Оценка химически индуцированного колита с помощью иммуногистохимического анализа срезов ткани толстой кишки

У мышей слой слизистой оболочки толстой кишки состоит из иммунных клеток, содержащих собственную пластинку, окруженную плотно упакованным эпителием, защищающим слизистую оболочку. Химическая обработка сульфатом натрия декстрана разрушает плотные соединения, вызывая повреждение эпителиальных клеток и позволяя микробам просвета проникать в собственную пластинку.

Микробное распознавание в толстой кишке запускает секрецию хемокинов, что приводит к инфильтрации иммунных клеток и высвобождению провоспалительных цитокинов. Этот преувеличенный иммунный ответ приводит к воспалению толстой кишки или колиту.

Чтобы оценить химический колит, начните со предметного стекла с фиксированным, предварительно обработанным участком ткани толстой кишки мыши, демонстрирующим химически индуцированный колит. Обработайте секцию коктейлем первичных антител, специфичных к рецепторам иммунных клеток, которые связываются с соответствующими иммунными клетками.

Промойте, чтобы удалить несвязанные антитела. Инкубируйте участок ткани с биотинилированными вторичными антителами, которые специфически связываются с первичными антителами. Инкубируются со стрептавидин-ферментными конъюгатами, которые взаимодействуют с биотинами, образуя комплексы.

Наложите на участок ткани хромогенный субстрат, и взаимодействие фермент-субстрат придаст иммунным клеткам коричневую окраску. Контрокрашивание участка гематоксилиновым красителем для окрашивания ядров клеток.

Понаблюдайте за испачканным предметным стеклом под микроскопом. Обилие коричневых иммунных клеток в поврежденной области указывает на химически индуцированный колит.

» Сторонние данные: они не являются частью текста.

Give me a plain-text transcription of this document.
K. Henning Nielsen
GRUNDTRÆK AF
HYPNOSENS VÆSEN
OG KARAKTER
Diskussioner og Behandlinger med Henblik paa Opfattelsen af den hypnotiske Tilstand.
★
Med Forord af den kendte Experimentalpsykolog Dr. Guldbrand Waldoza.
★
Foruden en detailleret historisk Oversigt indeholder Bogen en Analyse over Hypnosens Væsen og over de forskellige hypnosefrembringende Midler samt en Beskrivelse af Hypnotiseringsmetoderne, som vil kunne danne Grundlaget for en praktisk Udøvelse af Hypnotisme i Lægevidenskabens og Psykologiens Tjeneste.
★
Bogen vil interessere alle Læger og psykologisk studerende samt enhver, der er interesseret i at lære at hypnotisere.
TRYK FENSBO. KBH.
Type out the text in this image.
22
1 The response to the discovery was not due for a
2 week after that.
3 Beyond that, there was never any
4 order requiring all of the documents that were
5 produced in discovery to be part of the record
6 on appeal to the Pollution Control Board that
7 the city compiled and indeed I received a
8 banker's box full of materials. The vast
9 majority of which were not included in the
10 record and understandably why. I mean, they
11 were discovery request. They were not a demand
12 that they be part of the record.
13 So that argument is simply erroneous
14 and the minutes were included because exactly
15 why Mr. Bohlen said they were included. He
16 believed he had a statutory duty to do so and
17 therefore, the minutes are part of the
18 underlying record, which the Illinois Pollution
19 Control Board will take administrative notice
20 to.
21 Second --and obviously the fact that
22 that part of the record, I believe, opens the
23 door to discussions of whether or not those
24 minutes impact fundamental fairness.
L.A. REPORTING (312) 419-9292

Для иммуногистохимического анализа после нагрева срезов в течение 20 минут на горячей плите трижды промыть предметные стекла в PBS в течение 10 минут за одну промывку и устранить эндогенную пероксидазу с помощью 10-минутной инкубации 3% перекисью водорода.

В конце инкубации промывайте образцы три раза в PBS, как показано на рисунке, и блокируйте любое неспецифическое связывание блокирующим буфером в течение не менее одного часа при комнатной температуре. Затем замените блокирующий буфер основным интересующим коктейлем антител для ночной инкубации при температуре 4 градуса Цельсия.

На следующее утро аспирируйте избыток первичного раствора антител и трижды промойте предметные стекла в PBS. После последней промывки предметные стекла инкубируют с соответствующим биотинилированным коктейлем вторичных антител с последующим мечением стрептавидиновым комплексом пероксидазы хрена при комнатной температуре.

Чтобы визуализировать иммунореактивные клетки, пометьте образцы DAB до тех пор, пока не появится светло- или темно-коричневый цвет, и закрасьте срезы гематоксилином и 0,3% разбавленным аммиаком.

Когда предметные стекла высохнут, используйте световой микроскоп для получения светлопольных изображений участков ткани при 10-кратном увеличении, а также используйте программу обработки изображений для идентификации и количественной оценки популяции помеченных иммунных клеток как в эпителии, так и в собственной пластинке.